Dans cette note je parle de l'Irlande, de la nouvelle amie des femmes socialistes, Zita Gourmaï, et de l'école privée au sénat. C'est pas joyeux. Autant prévenir. Toutefois en ce moment je trouve le paysage politique presque aussi explosif que la vie sociale elle-même. Mais la différence est que les acteurs de la vie sont producteurs directs de leurs actes et décisions. On a le sentiment que tous les reflexes à l'oeuvre sont terriblement datés. Ils pensent et agissent comme si les conditions d'avant la crise étaient toujours là. Comme si les vieux ressorts et les vieilles ficelles allaient marcher toujours. Comme si l'impunité était tout le temps garantie à ceux qui communiquent bien. C'est à dire à ceux qui enfument bien. Dense. Profond. Epais. Alors, je pense à ce que j'ai observé en Amérique latine. Comment la société politique s'est effondrée d'un pan alors que ceux qui la dominaient la pensait éternelle une heure avant sa fin. Ce n'est pas un refrain. C'est une anxiété. Car il n'y a pas de pays ou une alternative politique de gauche est prête pour prendre en main la situation. Et, bien sûr, les sociaux démocrates, même dominants en sont absolument et radicalement incapables. Dans le meilleur des cas.
LES IRLANDAIS SONT MOCHES
Les irlandais avaient voté "non" au traité de Lisbonne. En France la bienpensance avait aussitôt analysé la situation : selon eux les antis avortements et les xénophobes catholiques auraient eu le dernier mot! Ceux qui votent "non" sont des nuls. Moches, tristes et barbares. Des aigris, comme disait François Hollande chef des joyeux. Et moches sans doute, comme avait dit de moi un illustre chroniqueur «indépendant-objectif-éthique» dans l'émission de Fogiel. Donc les irlandais depuis le "non" sont moches. Et de droite selon les commentateurs du PS français. Que toutes les circonscriptions ouvrières de gauche aient voté "non", peu leur importait.

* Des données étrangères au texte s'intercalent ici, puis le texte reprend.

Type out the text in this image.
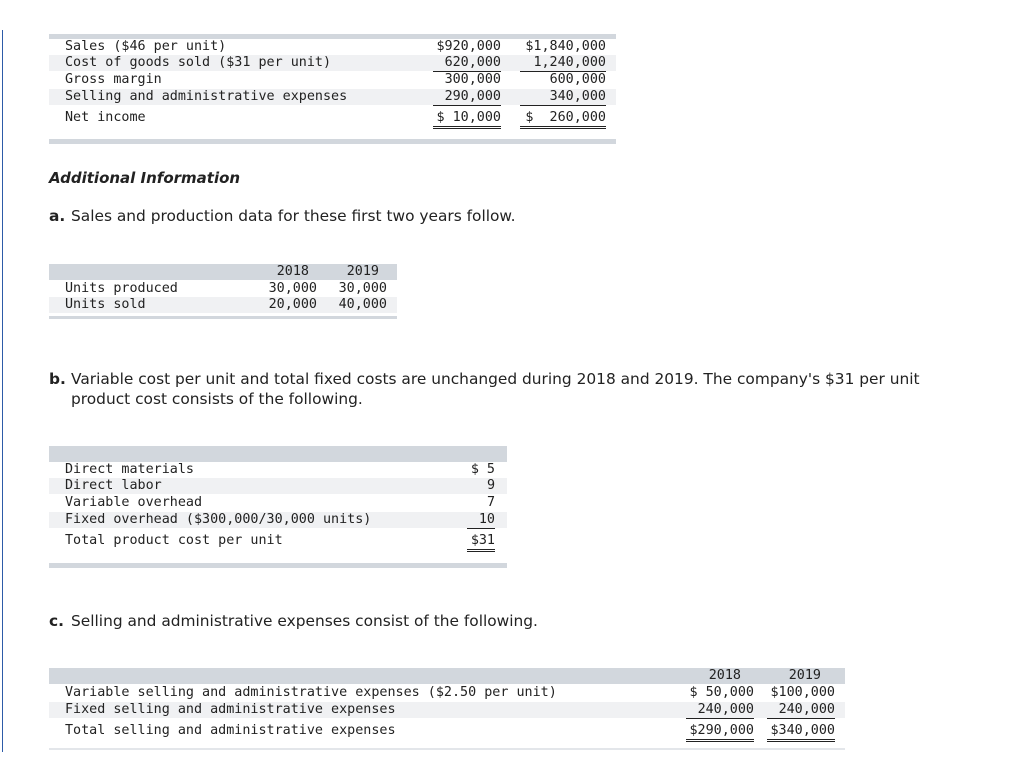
Sales ($46 per unit)	$920,000 $1,840,000
Cost of goods sold ($31 per unit)	620,000	1,240,000
Gross margin	300,000	600,000
Selling and administrative expenses	290,000	340,000
Net income	$ 10,000	$  260,000
Additional Information
a. Sales and production data for these first two years follow.
2018	2019
Units produced	30,000 30,000
Units sold	20,000 40,000
b. Variable cost per unit and total fixed costs are unchanged during 2018 and 2019. The company's $31 per unit product cost consists of the following.
Direct materials	$ 5
Direct labor	9
Variable overhead	7
Fixed overhead ($300,000/30,000 units)	10
Total product cost per unit	$31
c. Selling and administrative expenses consist of the following.
2018	2019
Variable selling and administrative expenses ($2.50 per unit)	$ 50,000 $100,000
Fixed selling and administrative expenses	240,000	240,000
Total selling and administrative expenses	$290,000 $340,000
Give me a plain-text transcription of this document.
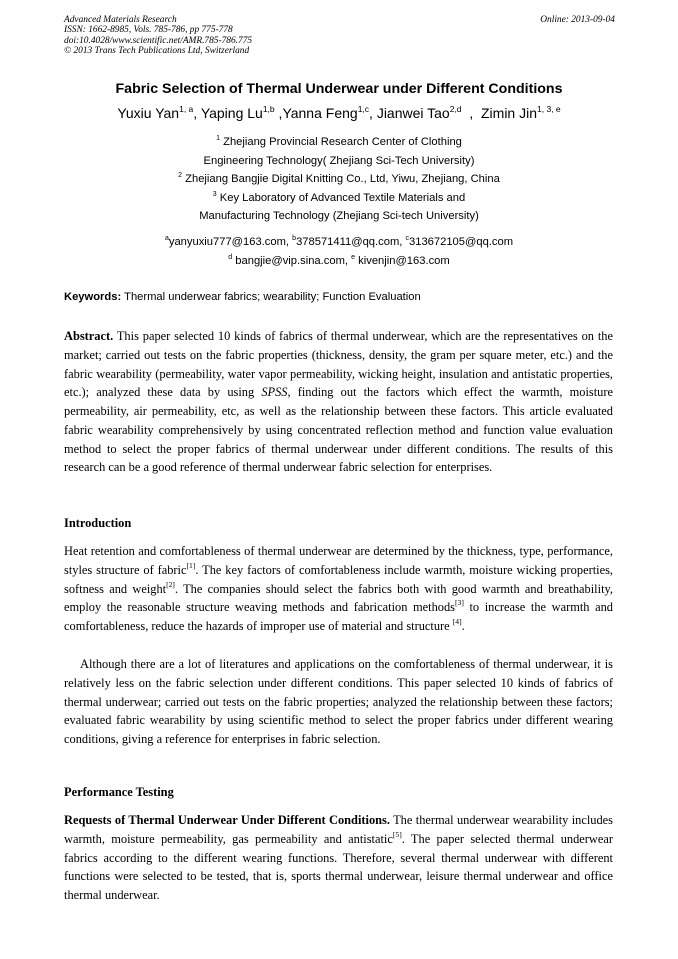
Advanced Materials Research
ISSN: 1662-8985, Vols. 785-786, pp 775-778
doi:10.4028/www.scientific.net/AMR.785-786.775
© 2013 Trans Tech Publications Ltd, Switzerland
Online: 2013-09-04
Fabric Selection of Thermal Underwear under Different Conditions
Yuxiu Yan$^{1, a}$, Yaping Lu$^{1,b}$ ,Yanna Feng$^{1,c}$, Jianwei Tao$^{2,d}$  ,  Zimin Jin$^{1, 3, e}$
$^1$ Zhejiang Provincial Research Center of Clothing
Engineering Technology( Zhejiang Sci-Tech University)
$^2$ Zhejiang Bangjie Digital Knitting Co., Ltd, Yiwu, Zhejiang, China
$^3$ Key Laboratory of Advanced Textile Materials and
Manufacturing Technology (Zhejiang Sci-tech University)
$^a$yanyuxiu777@163.com, $^b$378571411@qq.com, $^c$313672105@qq.com
$^d$ bangjie@vip.sina.com, $^e$ kivenjin@163.com
Keywords: Thermal underwear fabrics; wearability; Function Evaluation
Abstract. This paper selected 10 kinds of fabrics of thermal underwear, which are the representatives on the market; carried out tests on the fabric properties (thickness, density, the gram per square meter, etc.) and the fabric wearability (permeability, water vapor permeability, wicking height, insulation and antistatic properties, etc.); analyzed these data by using SPSS, finding out the factors which effect the warmth, moisture permeability, air permeability, etc, as well as the relationship between these factors. This article evaluated fabric wearability comprehensively by using concentrated reflection method and function value evaluation method to select the proper fabrics of thermal underwear under different conditions. The results of this research can be a good reference of thermal underwear fabric selection for enterprises.
Introduction
Heat retention and comfortableness of thermal underwear are determined by the thickness, type, performance, styles structure of fabric[1]. The key factors of comfortableness include warmth, moisture wicking properties, softness and weight[2]. The companies should select the fabrics both with good warmth and breathability, employ the reasonable structure weaving methods and fabrication methods[3] to increase the warmth and comfortableness, reduce the hazards of improper use of material and structure [4].
Although there are a lot of literatures and applications on the comfortableness of thermal underwear, it is relatively less on the fabric selection under different conditions. This paper selected 10 kinds of fabrics of thermal underwear; carried out tests on the fabric properties; analyzed the relationship between these factors; evaluated fabric wearability by using scientific method to select the proper fabrics under different wearing conditions, giving a reference for enterprises in fabric selection.
Performance Testing
Requests of Thermal Underwear Under Different Conditions. The thermal underwear wearability includes warmth, moisture permeability, gas permeability and antistatic[5]. The paper selected thermal underwear fabrics according to the different wearing functions. Therefore, several thermal underwear with different functions were selected to be tested, that is, sports thermal underwear, leisure thermal underwear and office thermal underwear.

Et ce n’est pas le parti socialiste, le français comme l’irlandais, qui allaient dire autre chose, eux pour qui le "oui" est un reflexe conditionné. «L’Europe est un projet en soi», a même dit depuis Martine Aubry. Copieuse! Le premier ministre irlandais avait dit de son côté qu’il n’avait pas lu le traité mais qu’il appelait à voter pour. Après le "non", une «négociation» a été annoncée. Qui représentait l’Irlande du "non"? Evidemment son premier ministre partisan du "oui". Trop drôle. Mais lui a obtenu que l’Irlande garde son commissaire. C’est nul, mais ca le fait quand même un peu. Tandis que quand Sarkozy a vendu le "non" français, il n’a rien ramené à la maison. L’Europe qui se moque des peuples et de la démocratie est en marche et chaque jour est pour elle un matin riant. Ca se paiera, et plus vite qu’on le croit. Mais ce qui me frappe c’est l’arrogance aveuglée de tout cela. L’incroyable sentiment d’impunité des puissants qui entreprennent tout cela. J’ai la certitude que cela va se retourner contre eux à un moment où l’autre. C’est l’intérêt de cette situation. La violence du déni de démocratie trace en creux une exigence contraire immense. Ce sera pour nous un puissant levier pour la suite. Très puissant. De même que l’horrible arrogance européiste fait faire n’importe quoi à ces gens. Et alors chacun peut constater. Voyez Aubry. Une femme calme et posée qui a plutôt l’habitude de réfléchir avant d’agir. Dès qu’il est question d’Europe, elle bascule dans une autre dimension de la pensée.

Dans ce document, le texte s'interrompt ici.